Une locomotive et un escargot. A l’image de ces deux images où vitesse et lenteur s’opposent, nos certitudes en matière de développement ont été fortement ébranlées. Au départ, c’était pourtant bien la locomotive qui l’emportait, à l’instar du discours inaugural du président des Etats-Unis Harry S. Truman au Congrès en 1949, métaphore reprise par la suite par Wolfgang Sachs dans son livre « Archéologie du Développement » ; à peine 50 années se sont écoulées et nous voilà dorénavant en présence de l’escargot du Slow Food, comme si des siècles séparaient ces deux notions. Comprendre comment nous avons pu passer de l’une à l’autre nous amène à remonter aux racines culturelles de l’Economie Verte.

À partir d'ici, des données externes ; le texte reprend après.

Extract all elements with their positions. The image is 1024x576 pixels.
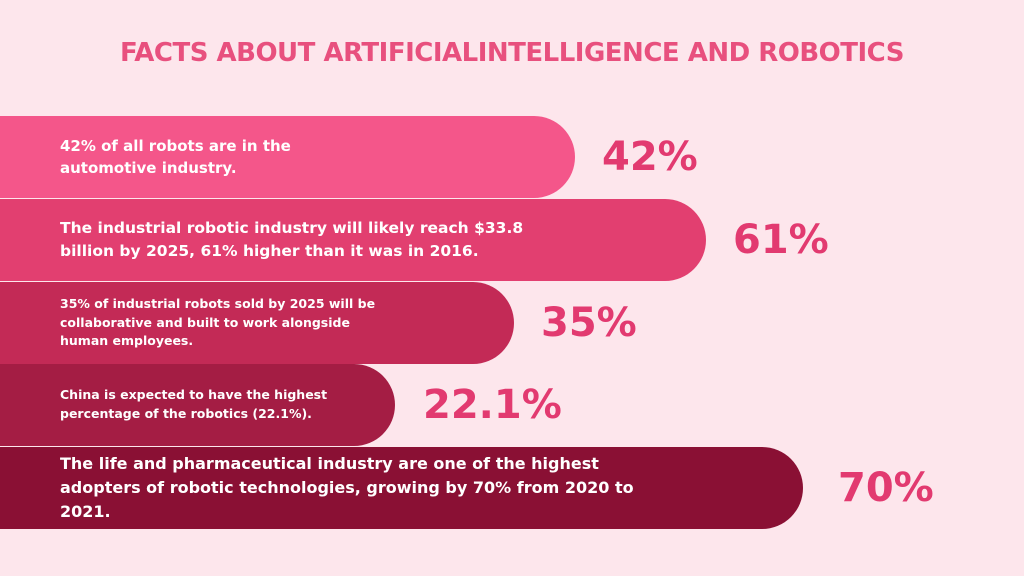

Si Truman voyait en la locomotive Etats-Unis la force motrice derrière laquelle tous les pays-wagons devaient s’attacher, Obama doit aujourd’hui tenir compte des locomotives chinoises, indiennes et brésiliennes. L’horizon n’est plus à la voiture de masse préconisée par Henry Ford mais à l’utilitaire électrique, l’Economie Verte se substituant à la modernisation à tout prix et au credo des ressources inépuisables.

Ce n’est pas tant le manque de matières premières, comme le croyaient les théoriciens du Club de Rome en 1973, qui a déclenché cette ‘révolution’ verte mais sans doute la course à l’accaparement de l’or, du pétrole et myrrhe par les Chinois et les autres économies émergentes.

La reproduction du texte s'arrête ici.